I was thrilled that the NPL are involved in the project. My brother Will and I used to be in the 1st Osterley Scouts in Osterley, on the border of Spring Grove, Isleworth. The leader at the time was Ted Deeley. He was a remarkable man, and sorely missed. He used to work at the NPL. Alan Turing, the inventor of the computer, and codebreaker lived in Hampton. ‘Prof’, as he was known, though never a professor. Alan worked at NPL for a couple of years after the war.
The problem, like electric is infrastructure. In 1897, the first luxury electric taxis were available to hire in London. After a couple of years the cabs rolled to a halt. Poor reliability, lack of range, plus the heavy weight made them very unreliable.

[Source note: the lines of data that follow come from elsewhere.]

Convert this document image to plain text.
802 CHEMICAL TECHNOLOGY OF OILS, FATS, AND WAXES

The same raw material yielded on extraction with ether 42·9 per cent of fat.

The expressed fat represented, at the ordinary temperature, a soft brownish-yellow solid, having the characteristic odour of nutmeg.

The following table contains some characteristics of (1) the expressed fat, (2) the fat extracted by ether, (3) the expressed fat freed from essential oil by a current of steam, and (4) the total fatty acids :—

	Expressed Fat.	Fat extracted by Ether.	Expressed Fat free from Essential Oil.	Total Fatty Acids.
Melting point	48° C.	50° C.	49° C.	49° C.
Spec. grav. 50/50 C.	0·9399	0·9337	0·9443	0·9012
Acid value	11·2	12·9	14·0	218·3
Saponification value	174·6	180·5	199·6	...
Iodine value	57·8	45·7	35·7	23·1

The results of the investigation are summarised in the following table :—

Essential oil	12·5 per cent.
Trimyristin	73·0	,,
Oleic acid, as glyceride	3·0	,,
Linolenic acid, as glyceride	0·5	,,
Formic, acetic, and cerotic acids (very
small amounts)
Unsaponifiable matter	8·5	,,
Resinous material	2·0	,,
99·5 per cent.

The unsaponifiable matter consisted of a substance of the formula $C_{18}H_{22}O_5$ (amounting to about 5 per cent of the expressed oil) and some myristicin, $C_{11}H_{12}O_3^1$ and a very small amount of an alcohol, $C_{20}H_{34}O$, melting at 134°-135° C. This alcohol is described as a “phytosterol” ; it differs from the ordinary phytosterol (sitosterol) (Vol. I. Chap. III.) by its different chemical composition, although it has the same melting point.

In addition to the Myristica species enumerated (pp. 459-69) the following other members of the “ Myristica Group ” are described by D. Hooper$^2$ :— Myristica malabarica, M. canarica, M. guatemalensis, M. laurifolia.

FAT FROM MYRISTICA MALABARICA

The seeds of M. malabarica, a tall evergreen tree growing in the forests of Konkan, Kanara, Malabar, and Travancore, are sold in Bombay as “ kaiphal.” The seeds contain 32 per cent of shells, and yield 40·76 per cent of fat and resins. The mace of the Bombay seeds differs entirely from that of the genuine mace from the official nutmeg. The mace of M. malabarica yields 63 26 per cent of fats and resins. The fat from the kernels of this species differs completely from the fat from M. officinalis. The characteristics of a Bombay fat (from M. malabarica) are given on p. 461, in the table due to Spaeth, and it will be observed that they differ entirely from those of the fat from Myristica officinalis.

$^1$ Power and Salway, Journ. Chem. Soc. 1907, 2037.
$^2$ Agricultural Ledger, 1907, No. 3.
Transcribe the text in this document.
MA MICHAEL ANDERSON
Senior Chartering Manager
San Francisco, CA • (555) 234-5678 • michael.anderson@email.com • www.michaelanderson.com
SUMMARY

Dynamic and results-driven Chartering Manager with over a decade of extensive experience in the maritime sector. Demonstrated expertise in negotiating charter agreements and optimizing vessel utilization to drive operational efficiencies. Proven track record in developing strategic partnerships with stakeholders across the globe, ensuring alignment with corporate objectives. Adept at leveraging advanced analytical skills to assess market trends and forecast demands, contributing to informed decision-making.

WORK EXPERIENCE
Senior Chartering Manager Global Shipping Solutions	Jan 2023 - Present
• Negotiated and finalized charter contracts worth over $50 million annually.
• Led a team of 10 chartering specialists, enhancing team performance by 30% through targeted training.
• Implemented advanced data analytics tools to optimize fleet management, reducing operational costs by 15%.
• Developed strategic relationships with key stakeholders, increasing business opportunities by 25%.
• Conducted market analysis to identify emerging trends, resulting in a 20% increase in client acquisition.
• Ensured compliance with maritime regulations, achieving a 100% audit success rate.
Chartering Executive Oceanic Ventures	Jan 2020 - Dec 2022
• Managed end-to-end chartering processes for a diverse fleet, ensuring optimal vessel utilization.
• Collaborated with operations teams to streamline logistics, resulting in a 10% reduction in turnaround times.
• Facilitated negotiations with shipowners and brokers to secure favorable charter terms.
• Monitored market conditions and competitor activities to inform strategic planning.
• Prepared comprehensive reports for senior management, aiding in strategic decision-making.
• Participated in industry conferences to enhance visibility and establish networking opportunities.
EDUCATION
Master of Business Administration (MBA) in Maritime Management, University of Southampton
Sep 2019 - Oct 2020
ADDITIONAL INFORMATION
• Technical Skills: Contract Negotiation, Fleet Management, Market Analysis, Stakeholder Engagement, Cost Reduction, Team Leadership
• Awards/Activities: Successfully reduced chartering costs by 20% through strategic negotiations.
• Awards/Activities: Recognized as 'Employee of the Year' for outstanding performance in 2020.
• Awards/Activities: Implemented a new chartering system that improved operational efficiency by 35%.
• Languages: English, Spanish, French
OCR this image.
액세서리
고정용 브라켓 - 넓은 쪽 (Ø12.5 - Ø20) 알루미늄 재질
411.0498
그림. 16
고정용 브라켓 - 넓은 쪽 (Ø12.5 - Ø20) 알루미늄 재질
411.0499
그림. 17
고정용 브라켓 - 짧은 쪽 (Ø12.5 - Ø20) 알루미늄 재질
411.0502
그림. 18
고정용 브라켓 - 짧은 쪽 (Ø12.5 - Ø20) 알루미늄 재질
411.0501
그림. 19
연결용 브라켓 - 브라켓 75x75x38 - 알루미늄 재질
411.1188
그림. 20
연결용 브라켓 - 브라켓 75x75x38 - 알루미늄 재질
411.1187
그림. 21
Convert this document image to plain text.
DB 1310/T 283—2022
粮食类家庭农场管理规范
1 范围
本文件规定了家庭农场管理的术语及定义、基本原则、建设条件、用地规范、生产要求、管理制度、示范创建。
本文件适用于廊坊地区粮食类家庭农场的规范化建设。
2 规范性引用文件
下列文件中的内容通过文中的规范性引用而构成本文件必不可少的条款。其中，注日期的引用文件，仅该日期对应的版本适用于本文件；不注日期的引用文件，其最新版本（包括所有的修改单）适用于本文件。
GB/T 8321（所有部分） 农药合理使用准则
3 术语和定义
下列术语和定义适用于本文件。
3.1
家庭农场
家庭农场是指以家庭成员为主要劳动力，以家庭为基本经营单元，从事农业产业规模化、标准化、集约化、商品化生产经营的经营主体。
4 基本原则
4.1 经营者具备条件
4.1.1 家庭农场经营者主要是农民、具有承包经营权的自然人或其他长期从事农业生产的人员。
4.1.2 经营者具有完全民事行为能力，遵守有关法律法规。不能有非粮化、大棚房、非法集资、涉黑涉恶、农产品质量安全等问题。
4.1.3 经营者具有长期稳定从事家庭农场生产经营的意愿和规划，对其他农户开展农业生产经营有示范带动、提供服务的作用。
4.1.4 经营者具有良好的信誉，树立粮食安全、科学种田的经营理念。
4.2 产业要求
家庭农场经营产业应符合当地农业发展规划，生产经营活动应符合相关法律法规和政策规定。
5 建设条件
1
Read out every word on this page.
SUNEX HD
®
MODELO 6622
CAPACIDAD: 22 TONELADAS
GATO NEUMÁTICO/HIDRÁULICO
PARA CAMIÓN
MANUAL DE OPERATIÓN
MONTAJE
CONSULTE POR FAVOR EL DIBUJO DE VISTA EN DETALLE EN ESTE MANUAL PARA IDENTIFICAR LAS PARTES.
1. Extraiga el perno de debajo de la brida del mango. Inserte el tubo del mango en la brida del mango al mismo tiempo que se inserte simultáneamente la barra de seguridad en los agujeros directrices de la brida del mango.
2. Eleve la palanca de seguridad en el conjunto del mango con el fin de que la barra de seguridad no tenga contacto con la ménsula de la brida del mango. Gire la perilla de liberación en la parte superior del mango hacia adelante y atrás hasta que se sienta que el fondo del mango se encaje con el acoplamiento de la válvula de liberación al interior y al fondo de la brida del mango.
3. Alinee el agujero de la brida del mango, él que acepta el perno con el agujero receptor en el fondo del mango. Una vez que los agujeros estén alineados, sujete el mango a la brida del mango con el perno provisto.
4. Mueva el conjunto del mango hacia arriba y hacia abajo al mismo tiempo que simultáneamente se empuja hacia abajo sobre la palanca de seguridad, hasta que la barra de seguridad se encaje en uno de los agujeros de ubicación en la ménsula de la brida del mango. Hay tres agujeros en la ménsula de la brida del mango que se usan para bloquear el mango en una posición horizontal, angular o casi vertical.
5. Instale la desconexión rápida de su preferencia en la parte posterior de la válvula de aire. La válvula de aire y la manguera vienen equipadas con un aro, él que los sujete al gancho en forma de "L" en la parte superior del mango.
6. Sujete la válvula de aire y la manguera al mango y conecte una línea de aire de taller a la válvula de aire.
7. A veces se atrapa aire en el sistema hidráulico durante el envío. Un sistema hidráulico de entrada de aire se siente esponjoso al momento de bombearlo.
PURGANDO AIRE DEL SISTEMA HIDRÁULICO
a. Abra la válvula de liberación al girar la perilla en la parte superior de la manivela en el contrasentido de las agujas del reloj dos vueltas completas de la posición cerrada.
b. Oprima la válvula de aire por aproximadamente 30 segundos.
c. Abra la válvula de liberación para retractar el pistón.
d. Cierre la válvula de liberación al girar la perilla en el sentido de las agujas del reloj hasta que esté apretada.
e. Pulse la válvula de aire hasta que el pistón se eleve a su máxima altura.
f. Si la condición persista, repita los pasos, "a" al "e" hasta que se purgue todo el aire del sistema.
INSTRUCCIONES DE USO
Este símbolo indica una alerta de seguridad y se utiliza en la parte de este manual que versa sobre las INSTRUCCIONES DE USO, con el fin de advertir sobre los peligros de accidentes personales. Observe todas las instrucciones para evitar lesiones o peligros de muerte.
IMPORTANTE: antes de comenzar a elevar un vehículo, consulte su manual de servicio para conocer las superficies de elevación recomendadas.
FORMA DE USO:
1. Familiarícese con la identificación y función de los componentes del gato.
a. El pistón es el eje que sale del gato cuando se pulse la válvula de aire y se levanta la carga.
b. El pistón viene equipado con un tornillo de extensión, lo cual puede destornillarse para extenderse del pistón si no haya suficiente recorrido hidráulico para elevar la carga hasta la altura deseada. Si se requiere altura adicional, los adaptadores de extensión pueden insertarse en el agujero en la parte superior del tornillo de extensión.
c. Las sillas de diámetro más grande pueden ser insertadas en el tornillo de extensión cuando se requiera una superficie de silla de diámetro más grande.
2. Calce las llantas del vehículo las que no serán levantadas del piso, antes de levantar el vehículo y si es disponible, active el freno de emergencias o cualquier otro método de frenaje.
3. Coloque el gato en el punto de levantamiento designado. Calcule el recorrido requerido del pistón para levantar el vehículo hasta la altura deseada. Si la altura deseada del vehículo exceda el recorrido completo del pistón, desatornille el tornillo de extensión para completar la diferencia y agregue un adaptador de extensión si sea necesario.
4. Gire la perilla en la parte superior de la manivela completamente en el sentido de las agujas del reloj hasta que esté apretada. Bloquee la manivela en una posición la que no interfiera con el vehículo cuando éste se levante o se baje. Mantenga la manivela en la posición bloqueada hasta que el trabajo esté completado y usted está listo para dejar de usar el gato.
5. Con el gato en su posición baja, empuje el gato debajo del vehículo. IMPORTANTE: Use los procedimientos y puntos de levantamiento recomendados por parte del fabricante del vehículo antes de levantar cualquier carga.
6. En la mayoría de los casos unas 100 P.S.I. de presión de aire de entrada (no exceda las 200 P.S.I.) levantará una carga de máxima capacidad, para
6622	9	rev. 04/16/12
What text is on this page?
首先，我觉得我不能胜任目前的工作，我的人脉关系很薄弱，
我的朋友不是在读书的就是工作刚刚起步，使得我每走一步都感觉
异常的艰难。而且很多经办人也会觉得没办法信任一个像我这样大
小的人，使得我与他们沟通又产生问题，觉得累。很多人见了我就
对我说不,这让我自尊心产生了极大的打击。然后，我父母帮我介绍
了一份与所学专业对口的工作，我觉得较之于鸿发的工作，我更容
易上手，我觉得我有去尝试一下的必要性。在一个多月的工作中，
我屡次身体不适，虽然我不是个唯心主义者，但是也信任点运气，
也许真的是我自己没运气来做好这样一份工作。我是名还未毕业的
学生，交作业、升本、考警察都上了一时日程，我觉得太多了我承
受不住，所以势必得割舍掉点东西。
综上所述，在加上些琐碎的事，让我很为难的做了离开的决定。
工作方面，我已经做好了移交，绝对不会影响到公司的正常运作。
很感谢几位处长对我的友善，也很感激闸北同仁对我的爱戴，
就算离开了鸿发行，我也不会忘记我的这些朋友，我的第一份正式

With the only emissions being water, hydrogen seemed like it was poised to replace petroleum vehicles. The biggest issue, though was the infrastructure. I didn’t see any electric cars apart from the Scalextric cars, on the cool track. iChauffeur didn’t have any cars on display. The private hire industry is suffering from approximately half of the drivers that we did in London pre-Covid. We were fortunate to retain many more than that, but sadly some of our great chauffeurs did decide to retire at this point. The classic car show is held on the first Saturday of July. This year coinciding with The Rolling Stones at Hyde Park, The F1 British Grand Prix at Silverstone as well as Wimbledon.
Sir Winston Churchill said that the Humber Pullman was “the only car I can stretch out in”. In London during the war, Churchill grew fond of his bullet-proof Humber Pullmans. These government cars were chauffeur-driven skilfully by the Royal Army Service Corps. Churchill’s affection for the horse drawn carriage was still strong, writes Richard M. Langworth, Senior Fellow at the Hillsdale College Churchill Project. When ready to leave on a trip, he would ask not whether the chauffeur was behind the wheel but, “Is the coachman on his box?”
Sir Winston was not a motorist but enjoyed good transportion. Comfort and reliability were paramount. Churchill’s Humber Pullman Mark IV is now on display at the Louwman Museum.
Churchill was a loyal Rootes customer. He bought a Hillman Minx (1948), a Hillman Husky (1958). For his 80th birthday, the Rootes Group presented him with a 1956 Humber Hawk Mark VIA estate, “a token of our appreciation of his services not only to the country, but to all of us.”
The palace hosts the RHS flower show in July and the Concours Of Elegance Classic Car show in September.